I looked at the number of newly created, non-deleted, non-closed questions and answers per month split by score (negative, zero, positive). (SEDE query)
It looks like this:
The system automatically deletes abandoned questions older than 365 days with score <0 and no answers. I simulated this effect for 2019 by inspecting the jump in numbers of zero scored questions (red ellipse in figure above) and reduced the number of zero scored questions for 2019 by 33k for every month (the approximate number of questions that would get deleted automatically).
Then I can plot the number of total new questions and answers over time as well as splitting them into negative, zero and positive scores.

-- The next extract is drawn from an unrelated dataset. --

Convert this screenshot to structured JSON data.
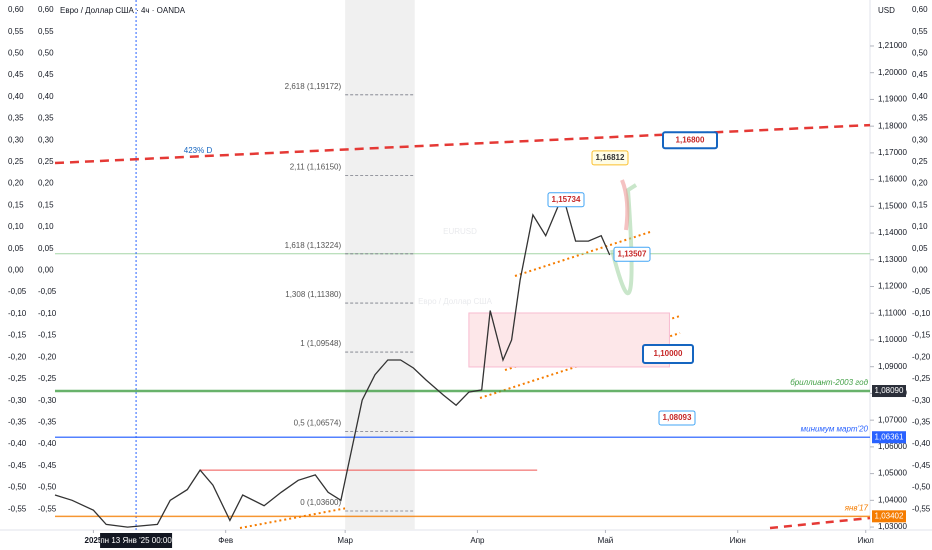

The overall behavior is that the number of questions and answers peaked at the beginning of 2014 and are slowly declining since then. Further I calculated some ratios. They look like
It seems that the ratio of answers to question roughly stays constant, in particular when only looking at answers and questions with positive scores. That means that the number of questions and answers both go down equally.
However there is a pronounced, steady downward trend in the portion of questions that have a positive score compared to all questions (80 % in 2010, 50% in 2015, 40% in 2018 of all questions have a positive score) and the same trend is visible for answers (80% in 2010, 60% in 2014, 50% in 2019 of all answers had a positive score). The two lower graphs of the last figure look remarkably similar, maybe there is a common cause of it, affecting questions and answers equally.
The question is why these fractions of positively received new questions or answers decreased steadily over the years?
It could be that the general interest in voting on questions and answers has decreased or it could be that the quality of questions and answers alike have decreased. Or it could be that questions and answers are more specific nowadays reducing the number of visitors.
It could also be that in the future some old questions and answer get more votes or get closed altering these graphs retroactively, but these effects usually are mostly concentrated in the first weeks of the life of a question or answer. But the trend is stable over 10 years, so I rather don't think that future voting and actions play a role here.
So what is a likely reason and can it backed up by statistics maybe?
I searched on meta with search terms "decrease question answer rate" but only found Data science time! December 2018 and answer voting and that only looks at a short time period in 2018.